Your Representations to Us
By agreeing to be bound by the letter of transmittal, you will represent to us that, among other things:
- •
- any new notes that you receive will be acquired in the ordinary course of your business;
- •
- you have no arrangement or understanding with any person or entity to participate in the distribution of the new notes;
- •
- you are not our "affiliate," as defined in Rule 405 of the Securities Act; and
- •
- if you are a broker-dealer that will receive new notes for your own account in exchange for old notes, you acquired those notes as a result of market-making activities or other trading activities and you will deliver a prospectus (or to the extent permitted by law, make available a prospectus) in connection with any resale of such new notes.
Withdrawal of Tenders
Except as otherwise provided in this prospectus, you may withdraw your tender at any time prior to 5:00 p.m., New York City time, on the expiration date. For a withdrawal to be effective you must comply with the appropriate procedures of DTC's ATOP system. Any notice of withdrawal must specify the name and number of the account at DTC to be credited with withdrawn old notes and otherwise comply with the procedures of DTC.
We will determine all questions as to the validity, form, eligibility and time of receipt of notice of withdrawal. Our determination shall be final and binding on all parties. We will deem any old notes so withdrawn not to have been validly tendered for exchange for purposes of the exchange offer.

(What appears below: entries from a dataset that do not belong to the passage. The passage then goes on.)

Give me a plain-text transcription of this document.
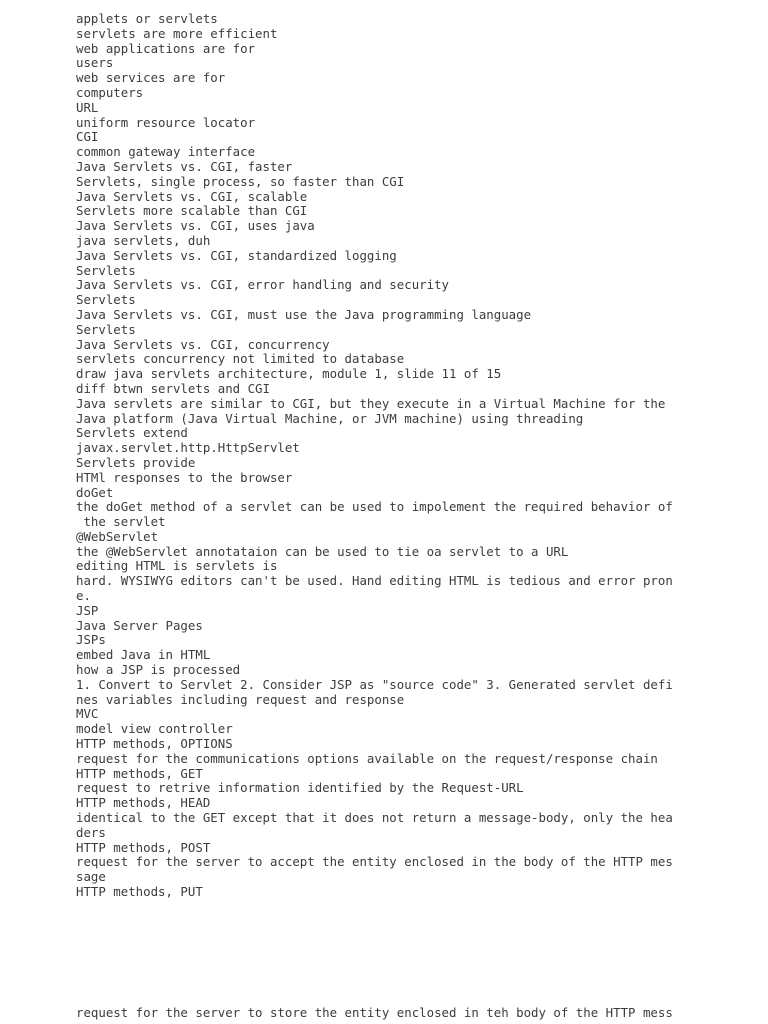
applets or servlets
servlets are more efficient
web applications are for
users
web services are for
computers
URL
uniform resource locator
CGI
common gateway interface
Java Servlets vs. CGI, faster
Servlets, single process, so faster than CGI
Java Servlets vs. CGI, scalable
Servlets more scalable than CGI
Java Servlets vs. CGI, uses java
java servlets, duh
Java Servlets vs. CGI, standardized logging
Servlets
Java Servlets vs. CGI, error handling and security
Servlets
Java Servlets vs. CGI, must use the Java programming language
Servlets
Java Servlets vs. CGI, concurrency
servlets concurrency not limited to database
draw java servlets architecture, module 1, slide 11 of 15
diff btwn servlets and CGI
Java servlets are similar to CGI, but they execute in a Virtual Machine for the
Java platform (Java Virtual Machine, or JVM machine) using threading
Servlets extend
javax.servlet.http.HttpServlet
Servlets provide
HTMl responses to the browser
doGet
the doGet method of a servlet can be used to impolement the required behavior of
the servlet
@WebServlet
the @WebServlet annotataion can be used to tie oa servlet to a URL
editing HTML is servlets is
hard. WYSIWYG editors can't be used. Hand editing HTML is tedious and error pron
e.
JSP
Java Server Pages
JSPs
embed Java in HTML
how a JSP is processed
1. Convert to Servlet 2. Consider JSP as "source code" 3. Generated servlet defi
nes variables including request and response
MVC
model view controller
HTTP methods, OPTIONS
request for the communications options available on the request/response chain
HTTP methods, GET
request to retrive information identified by the Request-URL
HTTP methods, HEAD
identical to the GET except that it does not return a message-body, only the hea
ders
HTTP methods, POST
request for the server to accept the entity enclosed in the body of the HTTP mes
sage
HTTP methods, PUT
request for the server to store the entity enclosed in teh body of the HTTP mess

Any old notes that have been tendered for exchange but are not exchanged for any reason will be credited to an account maintained with DTC for the old notes. This crediting will take place as soon as practicable after withdrawal, rejection of tender or termination of the exchange offer. You may retender properly withdrawn old notes by following the procedures described under "—Procedures for Tendering" above at any time prior to 5:00 p.m., New York City time, on the expiration date.
Fees and Expenses
We will bear the expenses of soliciting tenders. The principal solicitation is being made by mail; however, we may make additional solicitation by facsimile, telephone, electronic mail or in person by our officers and regular employees and those of our affiliates.
We have not retained any dealer-manager in connection with the exchange offer and will not make any payments to broker-dealers or others soliciting acceptances of the exchange offer. We will, however, pay the exchange agent reasonable and customary fees for its services and reimburse it for its related reasonable out-of-pocket expenses.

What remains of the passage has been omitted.